Una stretta di mano in Parlamento, un sì che cambia il ritmo dei conti pubblici. Il ministro Giancarlo Giorgetti ottiene il via libera allo scostamento di bilancio. Non è un tecnicismo: riguarda bollette, stipendi, servizi. E la nostra idea di futuro.
La notizia è arrivata secca: il Parlamento ha detto sì. Giorgetti può aprire un margine in più nei conti. In aula si contano i voti, a casa si contano le spese. La distanza tra le due cose è più corta di quanto sembri.
Il via libera non passa con una maggioranza qualunque. Serve la maggioranza assoluta di ciascuna Camera. È una scelta politica forte. Non fa rumore come uno sciopero, ma pesa come un mutuo.
Cos’è lo scostamento di bilancio
Detto semplice: lo scostamento è un permesso. Autorizza il governo ad alzare il deficit rispetto al percorso già fissato, per finanziare misure ritenute necessarie.
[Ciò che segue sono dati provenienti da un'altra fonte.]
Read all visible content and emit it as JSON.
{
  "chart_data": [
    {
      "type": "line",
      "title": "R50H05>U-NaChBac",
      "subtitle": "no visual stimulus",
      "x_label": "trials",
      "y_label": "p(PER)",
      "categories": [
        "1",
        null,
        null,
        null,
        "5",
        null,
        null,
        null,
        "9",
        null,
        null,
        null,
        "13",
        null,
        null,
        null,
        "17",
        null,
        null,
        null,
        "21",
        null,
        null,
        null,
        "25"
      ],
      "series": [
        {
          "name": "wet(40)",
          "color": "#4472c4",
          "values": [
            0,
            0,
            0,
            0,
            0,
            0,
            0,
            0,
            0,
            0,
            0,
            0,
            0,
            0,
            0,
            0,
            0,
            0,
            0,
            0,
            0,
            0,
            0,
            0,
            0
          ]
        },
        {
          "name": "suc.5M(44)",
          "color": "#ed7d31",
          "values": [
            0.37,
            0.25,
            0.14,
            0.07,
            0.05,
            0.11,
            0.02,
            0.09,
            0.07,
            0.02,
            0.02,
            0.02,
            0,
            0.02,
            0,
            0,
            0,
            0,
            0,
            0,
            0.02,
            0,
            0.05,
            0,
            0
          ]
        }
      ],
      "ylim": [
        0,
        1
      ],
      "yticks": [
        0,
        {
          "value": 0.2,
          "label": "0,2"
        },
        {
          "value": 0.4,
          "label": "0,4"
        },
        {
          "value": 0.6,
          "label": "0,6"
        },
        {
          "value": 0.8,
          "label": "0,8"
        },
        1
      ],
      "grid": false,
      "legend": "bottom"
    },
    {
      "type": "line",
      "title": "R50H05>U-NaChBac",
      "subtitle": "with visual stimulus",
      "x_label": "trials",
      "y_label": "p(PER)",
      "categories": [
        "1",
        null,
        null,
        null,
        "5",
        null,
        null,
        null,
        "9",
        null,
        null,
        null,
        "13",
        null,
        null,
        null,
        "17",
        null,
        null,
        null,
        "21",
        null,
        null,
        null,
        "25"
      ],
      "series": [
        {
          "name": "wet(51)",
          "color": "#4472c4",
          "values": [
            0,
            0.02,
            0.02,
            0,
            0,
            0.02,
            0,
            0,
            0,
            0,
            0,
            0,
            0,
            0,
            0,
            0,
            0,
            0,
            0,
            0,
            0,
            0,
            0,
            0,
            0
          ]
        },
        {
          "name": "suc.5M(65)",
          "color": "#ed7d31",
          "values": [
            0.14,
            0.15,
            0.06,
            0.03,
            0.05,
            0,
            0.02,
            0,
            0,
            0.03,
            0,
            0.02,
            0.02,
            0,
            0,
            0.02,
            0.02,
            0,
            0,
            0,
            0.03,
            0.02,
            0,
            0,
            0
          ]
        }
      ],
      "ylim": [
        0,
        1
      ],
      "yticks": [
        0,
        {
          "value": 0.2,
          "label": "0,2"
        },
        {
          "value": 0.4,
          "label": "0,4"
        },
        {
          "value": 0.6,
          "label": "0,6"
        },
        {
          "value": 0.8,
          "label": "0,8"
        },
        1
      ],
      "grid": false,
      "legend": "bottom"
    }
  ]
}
Non è un assegno in bianco. È un tetto numerico, con limiti e scadenze.
Di solito arriva insieme al DEF o alla NADEF, i documenti che tracciano la rotta dei conti. Prima si decide il perimetro, poi si riempiono le caselle con la Legge di Bilancio o con decreti dedicati. In pratica: oggi si apre la porta, nei prossimi atti si dirà a chi e quanto.
Un riferimento utile. Ogni punto di PIL vale grossomodo 20 miliardi. Un extra-deficit di 0,3% equivale a circa 6 miliardi. Non è poco, non è infinito. Aumenta l’indebitamento netto e il fabbisogno dello Stato, e si somma al già ingombrante debito pubblico. L’Europa guarda. Con le nuove regole fiscali, i margini ci sono, ma chiedono piani credibili di rientro.
Cosa può cambiare per famiglie e imprese
Qui sta il cuore. Il governo potrà usare lo spazio per prorogare il taglio del cuneo fiscale, alleggerire buste paga medio-basse, finanziare sanità e rinnovi contrattuali del pubblico impiego, sostenere aree colpite da emergenze. Sono ipotesi concrete e ricorrenti negli ultimi anni. Ad oggi, il dettaglio finale non è pubblico: finché non esce il provvedimento, non c’è certezza. Meglio dirlo chiaro.
Un esempio reale aiuta a orientarsi. Nel 2022 e nel 2023 scostamenti mirati hanno coperto gli aiuti contro il caro energia e gli interventi post-alluvione in Emilia-Romagna. Nel 2020, in pieno Covid, gli scostamenti furono enormi. Stavolta l’obiettivo è diverso: sostenere crescita e redditi senza perdere credibilità sui mercati. Perché lo spread non vive di proclami, ma di numeri e coerenza.
Se le risorse andranno su lavoro e investimenti, l’effetto può farsi sentire: meno tasse sul salario, più domanda interna, qualche assunzione in più. Se invece copriranno solo spese correnti non rinviabili, l’impatto nella vita quotidiana sarà più sottile, ma comunque reale: tempi d’attesa in ospedale, mezzi pubblici, servizi comunali.
Un punto spesso trascurato: lo scostamento di bilancio è anche un patto con noi. Più deficit oggi significa più interessi da pagare domani. È sostenibile se i soldi spesi accendono crescita, produttività, fiducia. La partita si gioca lì, tra un cantiere che parte e una procedura europea che bussa.
Intanto, il quadro resta questo: conti stretti, bisogni larghi, un governo che si prende la responsabilità di spostare l’asticella. A ognuno di noi la domanda che conta, quella che si fa al tavolo della cucina: se avessimo un po’ di margine, lo useremmo per tappare buchi o per costruire un pezzo di futuro?